17

I'm writing a query that requires a $lookup between two tables and as I understand it, it's essential that the foreignField have an index in order to perform this join in a timely fashion. However, even after adding an index on the field, the query is still falling back to COLLSCAN.

db.users.aggregate([
  {$lookup:{ from: "transactions", localField: '_id', foreignField: 'uid', as: 'transaction' }},
  { $match: { transaction: { "$size" : 0} } },
  { $count: "total"},
], { explain: true })

This returns:

"queryPlanner" : {
    "plannerVersion" : 1,
    "namespace" : "test.users",
    "indexFilterSet" : false,
    "parsedQuery" : {

    },
    "winningPlan" : {
        "stage" : "COLLSCAN",
        "direction" : "forward"
    },
    "rejectedPlans" : [ ]
}

As I mentioned, I do have the uid field indexed in the transactions collection:

> db.transactions.getIndexes()
[
    {
        "v" : 1,
        "key" : {
            "_id" : 1
        },
        "name" : "_id_",
        "ns" : "test.transactions"
    },
    {
        "v" : 1,
        "key" : {
            "uid" : 1
        },
        "name" : "uid_1",
        "ns" : "test.transactions"
    }
]

The query takes a few minutes to run in a DB of approximately 7M documents. I'm using MongoDB v3.4.7. Any idea as to what I could be doing wrong? Thanks in advance!

ashe540
  • 2,041
  • 2
  • 17
  • 17
  • 3
    The only stage that can use an index in an aggregation pipeline is the **first**, and that **must be either** `$match` or `$geoNear` or `$sort`. Whilst `$lookup` can likely use an index on the "foreign key", this is not presently reported in in the stats at this time. For what you are attempting here, it is not possible for an index to be used. – Neil Lunn Aug 29 '17 at 12:46
  • 4
    As a side note: using relational data models on MongoDB and trying to make it more SQLish is either a sign of bad data modeling or a poor technology decision. Every time I saw `$lookup` in an aggregation described as a query, it was possible to get rid of it with proper data modeling. – Markus W Mahlberg Aug 30 '17 at 08:42
  • Thanks for the info! I was unaware of the requirement of the use of an index in the lookup stage. – ashe540 Sep 03 '17 at 20:31
  • 7
    @NeilLunn the rules have changed for 3.6, it seems any stage can now use indexes https://docs.mongodb.com/manual/core/aggregation-pipeline/#aggregation-pipeline-operators-and-performance – PirateApp Feb 27 '18 at 14:20
  • could you add sample documents of both the collections? – Vijay Rajpurohit Aug 29 '19 at 11:56
  • @Mahlberg - I cannot agree with you. In your logic, Mongo shouldn't introduce $lookup aggregate at all. Data are more or less related. I find $lookup is very useful in some cases because I don't want to replicate data so much just for a rarely used case. Please don't say "bad data modeling or a poor technology decision" because you don't know the actual business requirement. – newman Jan 25 '22 at 04:49

2 Answers2

5

The "stage" : "COLLSCAN", isn't referring to the $lookup at all.
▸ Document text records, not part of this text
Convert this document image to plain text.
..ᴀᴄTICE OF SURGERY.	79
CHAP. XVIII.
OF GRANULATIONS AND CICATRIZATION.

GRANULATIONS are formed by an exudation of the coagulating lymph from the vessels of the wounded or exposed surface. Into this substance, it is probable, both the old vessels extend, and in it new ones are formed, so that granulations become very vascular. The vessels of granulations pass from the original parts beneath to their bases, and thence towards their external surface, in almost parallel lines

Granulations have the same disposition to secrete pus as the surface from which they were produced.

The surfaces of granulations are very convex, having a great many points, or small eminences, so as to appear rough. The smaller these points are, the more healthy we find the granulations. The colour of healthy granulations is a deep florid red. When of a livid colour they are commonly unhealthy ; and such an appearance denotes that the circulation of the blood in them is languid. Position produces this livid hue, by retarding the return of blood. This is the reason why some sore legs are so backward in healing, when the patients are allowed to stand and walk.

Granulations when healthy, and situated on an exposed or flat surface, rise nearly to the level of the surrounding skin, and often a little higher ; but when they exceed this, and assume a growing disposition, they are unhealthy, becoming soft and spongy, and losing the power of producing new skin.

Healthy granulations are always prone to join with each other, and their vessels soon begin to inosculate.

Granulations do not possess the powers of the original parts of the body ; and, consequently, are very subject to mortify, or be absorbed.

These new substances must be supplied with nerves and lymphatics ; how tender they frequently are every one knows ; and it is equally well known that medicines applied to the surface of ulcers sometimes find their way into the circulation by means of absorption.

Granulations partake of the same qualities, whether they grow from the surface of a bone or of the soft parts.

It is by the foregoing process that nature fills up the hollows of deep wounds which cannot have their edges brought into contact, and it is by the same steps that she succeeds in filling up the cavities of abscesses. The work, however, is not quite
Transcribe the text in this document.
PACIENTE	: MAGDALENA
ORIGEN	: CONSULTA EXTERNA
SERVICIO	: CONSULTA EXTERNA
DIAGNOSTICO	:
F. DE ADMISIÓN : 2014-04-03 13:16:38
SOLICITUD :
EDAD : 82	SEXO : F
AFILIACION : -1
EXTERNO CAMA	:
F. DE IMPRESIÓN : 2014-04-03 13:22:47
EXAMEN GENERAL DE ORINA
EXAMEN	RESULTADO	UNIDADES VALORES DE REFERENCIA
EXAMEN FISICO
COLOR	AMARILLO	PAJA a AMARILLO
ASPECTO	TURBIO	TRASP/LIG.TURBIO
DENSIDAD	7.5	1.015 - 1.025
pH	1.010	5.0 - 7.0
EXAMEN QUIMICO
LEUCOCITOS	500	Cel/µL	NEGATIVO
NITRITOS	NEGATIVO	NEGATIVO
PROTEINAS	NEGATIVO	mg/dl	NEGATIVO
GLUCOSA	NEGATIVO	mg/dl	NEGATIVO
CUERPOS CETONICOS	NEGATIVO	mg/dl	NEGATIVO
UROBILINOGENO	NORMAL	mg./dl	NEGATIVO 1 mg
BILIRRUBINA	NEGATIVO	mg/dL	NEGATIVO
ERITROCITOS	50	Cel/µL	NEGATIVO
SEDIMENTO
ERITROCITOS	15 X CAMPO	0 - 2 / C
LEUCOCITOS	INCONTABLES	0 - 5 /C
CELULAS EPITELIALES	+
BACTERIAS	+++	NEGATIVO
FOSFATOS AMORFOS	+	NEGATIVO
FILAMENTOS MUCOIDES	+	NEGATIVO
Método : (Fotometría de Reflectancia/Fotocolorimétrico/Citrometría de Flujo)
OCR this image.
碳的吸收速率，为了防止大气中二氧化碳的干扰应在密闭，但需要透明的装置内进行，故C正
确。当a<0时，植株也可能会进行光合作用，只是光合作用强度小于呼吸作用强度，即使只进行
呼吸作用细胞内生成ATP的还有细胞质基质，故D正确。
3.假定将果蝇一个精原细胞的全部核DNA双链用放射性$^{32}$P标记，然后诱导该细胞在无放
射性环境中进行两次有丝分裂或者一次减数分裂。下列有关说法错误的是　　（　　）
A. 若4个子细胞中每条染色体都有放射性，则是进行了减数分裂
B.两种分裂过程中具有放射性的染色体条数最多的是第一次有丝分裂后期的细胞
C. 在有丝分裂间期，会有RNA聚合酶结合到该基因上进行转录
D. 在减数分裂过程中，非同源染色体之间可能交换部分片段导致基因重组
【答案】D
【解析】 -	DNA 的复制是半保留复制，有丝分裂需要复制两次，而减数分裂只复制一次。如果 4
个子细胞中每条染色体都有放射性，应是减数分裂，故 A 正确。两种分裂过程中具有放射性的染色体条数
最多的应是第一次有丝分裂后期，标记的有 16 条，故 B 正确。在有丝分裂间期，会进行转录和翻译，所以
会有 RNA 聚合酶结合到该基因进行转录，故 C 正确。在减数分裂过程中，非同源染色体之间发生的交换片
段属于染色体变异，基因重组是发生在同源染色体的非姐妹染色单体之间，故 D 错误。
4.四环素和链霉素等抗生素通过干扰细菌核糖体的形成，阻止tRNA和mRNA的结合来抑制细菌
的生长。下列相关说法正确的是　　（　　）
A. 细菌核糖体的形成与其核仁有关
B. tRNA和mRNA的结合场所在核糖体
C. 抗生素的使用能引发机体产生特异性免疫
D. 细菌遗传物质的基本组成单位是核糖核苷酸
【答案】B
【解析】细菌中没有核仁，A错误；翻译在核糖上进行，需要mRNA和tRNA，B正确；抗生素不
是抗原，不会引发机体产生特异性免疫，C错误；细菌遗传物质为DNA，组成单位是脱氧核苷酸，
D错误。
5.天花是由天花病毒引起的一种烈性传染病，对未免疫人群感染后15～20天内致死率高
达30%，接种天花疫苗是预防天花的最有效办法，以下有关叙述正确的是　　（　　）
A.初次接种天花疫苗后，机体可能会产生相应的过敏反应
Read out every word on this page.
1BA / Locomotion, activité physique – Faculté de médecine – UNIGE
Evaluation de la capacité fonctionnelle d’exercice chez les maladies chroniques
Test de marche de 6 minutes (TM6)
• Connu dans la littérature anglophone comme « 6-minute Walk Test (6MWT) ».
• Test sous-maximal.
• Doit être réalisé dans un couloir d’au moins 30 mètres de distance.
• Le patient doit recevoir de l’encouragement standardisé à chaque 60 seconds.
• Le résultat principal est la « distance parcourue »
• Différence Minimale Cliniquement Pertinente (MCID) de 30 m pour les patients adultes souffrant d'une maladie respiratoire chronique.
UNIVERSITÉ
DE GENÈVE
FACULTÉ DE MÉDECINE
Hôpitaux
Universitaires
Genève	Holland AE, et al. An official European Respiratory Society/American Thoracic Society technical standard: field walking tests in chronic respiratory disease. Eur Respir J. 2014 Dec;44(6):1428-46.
The first step in that aggregation pipeline is to fetch all of the documents from the 'users' collection. Since there are no filters at all provided for that, collection scan is the most efficient method.

The $lookup stage should be planned like any other query, and would likely use the index.

Joe
  • 25,000
  • 3
  • 22
  • 44
2

Because your aggregation pipeline first stage has no $match or $sort or $geoNear query on indexed key and In $match stage you didn't query on any index key.

Case 1: If you do $match on indexed key in first stage, WinningPlan stage will be "FETCH" and stage of inputStage will be "IXSCAN"

"winningPlan" : {
    "stage" : "FETCH",
    "inputStage" : {
            "stage" : "IXSCAN",
        ...
    }
}

Case 2: If you do $match on non-indexed key in first stage, WinningPlan stage will be "COLLSCAN"

"winningPlan" : {
    "stage" : "COLLSCAN"
}

Case 3: If You do $match on index key after lookup (according to your query), WinningPlan stage will be "FETCH" and inputStage will be "IXSCAN".

Case 4: If You do $match on non-index key after lookup (just you did), WinningPlan stage will be "COLLSCAN".

For 7M record, you must use index in your queries. Don't do too much indexing, because they will stored in the RAM and you can't use $ne or $nin on indexed key properly.

Mongodb Docs: Optimizing Aggregation Pipeline

Mongodb Docs: Indexing Strategies

Ashutosh
  • 1,029
  • 10
  • 23